Education Article: Are Your Litigation Policies and Procedures in Your Company's Best Interest?
July 9, 2010
Written by Dennis Falletti, SRVP Business Development.
Feature in the ICE newsletter The Cube, Summer 2010 Edition.
It's not a secret that bad debt losses are increasing across all industry lines. During the past 24 months insurance companies report an increase in the number of cases filed, increased litigation costs and declining litigation recovery.
All collection agencies use attorneys for litigation as a final option. Most insurance companies have established general guidelines under which their agencies file suit. Most collection agencies use a two phase collection approach when attempting to collect past due premiums or audit. Then when collections fail to produce, they recommend litigation.

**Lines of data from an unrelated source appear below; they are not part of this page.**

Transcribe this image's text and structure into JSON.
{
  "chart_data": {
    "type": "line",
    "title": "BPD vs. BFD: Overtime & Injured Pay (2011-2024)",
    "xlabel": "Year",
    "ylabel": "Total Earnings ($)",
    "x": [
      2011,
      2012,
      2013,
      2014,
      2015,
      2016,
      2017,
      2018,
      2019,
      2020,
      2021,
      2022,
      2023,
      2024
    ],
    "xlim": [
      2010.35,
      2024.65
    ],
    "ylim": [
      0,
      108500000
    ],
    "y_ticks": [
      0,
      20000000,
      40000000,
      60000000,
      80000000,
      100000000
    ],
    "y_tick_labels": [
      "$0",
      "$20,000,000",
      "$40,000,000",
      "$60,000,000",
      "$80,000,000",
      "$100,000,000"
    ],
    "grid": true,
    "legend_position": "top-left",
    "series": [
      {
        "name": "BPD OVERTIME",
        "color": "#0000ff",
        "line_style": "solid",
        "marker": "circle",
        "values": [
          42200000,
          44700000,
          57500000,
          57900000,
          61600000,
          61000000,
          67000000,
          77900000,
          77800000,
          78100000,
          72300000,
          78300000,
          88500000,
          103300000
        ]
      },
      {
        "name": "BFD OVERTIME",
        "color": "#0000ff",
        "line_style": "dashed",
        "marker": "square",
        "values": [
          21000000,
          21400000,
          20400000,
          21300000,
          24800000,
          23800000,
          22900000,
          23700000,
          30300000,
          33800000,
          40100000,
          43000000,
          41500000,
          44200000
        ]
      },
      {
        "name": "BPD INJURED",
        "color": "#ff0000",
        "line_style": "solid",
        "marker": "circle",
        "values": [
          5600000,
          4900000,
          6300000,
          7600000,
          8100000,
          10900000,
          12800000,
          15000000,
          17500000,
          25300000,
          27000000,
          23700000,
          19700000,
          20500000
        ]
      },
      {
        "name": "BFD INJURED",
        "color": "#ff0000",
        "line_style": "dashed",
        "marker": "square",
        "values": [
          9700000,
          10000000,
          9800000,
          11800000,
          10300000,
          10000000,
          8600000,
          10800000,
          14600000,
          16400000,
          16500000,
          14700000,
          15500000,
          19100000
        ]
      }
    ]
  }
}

In my conversations with various insurance companies, all had guidelines and procedures for considering and approving suit through their collection agency. The typical guidelines were based on premium size, if contact was made with the business, documentation / substantiation / disputes of the debt, legal fees and collection agency gut instinct.
Is there a better way to manage litigation costs and increase recovery? The answer is yes!
Before considering filing suit, require the collection agency provide you with a copy fo the debtor's credit report before engaging the attorney. Taking this further, I suggest you require the report when also considering settlements. The credit report is a wealth of information and insight into the debtor's predictive payment history and trends.
The report will show the correct business name, whether or not they have state and federal tax liens, outstanding judgments not paid, if they have filed bankruptcy in the past, how many secured creditors they have, their payment history and who they pay on time or pay late or not at all. It also shows collection activity and days beyond terms over the past 6 quarters.
Taking all these factors i8nto consideration, a score is assessed usually on a 0 to 100 or 100 to 1000 basis, the best score being 100 or 1000. Additionally the credit report will show whether or not their score is getting better or getting worse. With this factual information available, you now can make a decision based on facts verse opinion. Our statistics have shown using this method of evaluation, companies reduce 90% of litigation costs while increasing net-back through better settlements and more productive law-suits.
Make an educated decision when determining when to file suit by acquiring the answers to the questions below through a credit report:
* What is the credit score of the company?
* Are the score and pay patterns trending up or down?
* Does the business have unpaid State and / or Federal tax liens?
* Have they filed bankruptcy in the past?
* Do they have pending litigation?
* Do they have judgments; do they have the ability to pay the judgment(s)?
* Is there collection activity reported in their file?
* What are their days beyond terms over the past 6 quarters?
* How many secured creditors do they have?
* What is the size of their operation?
* Are they incorporated or a sole proprietor?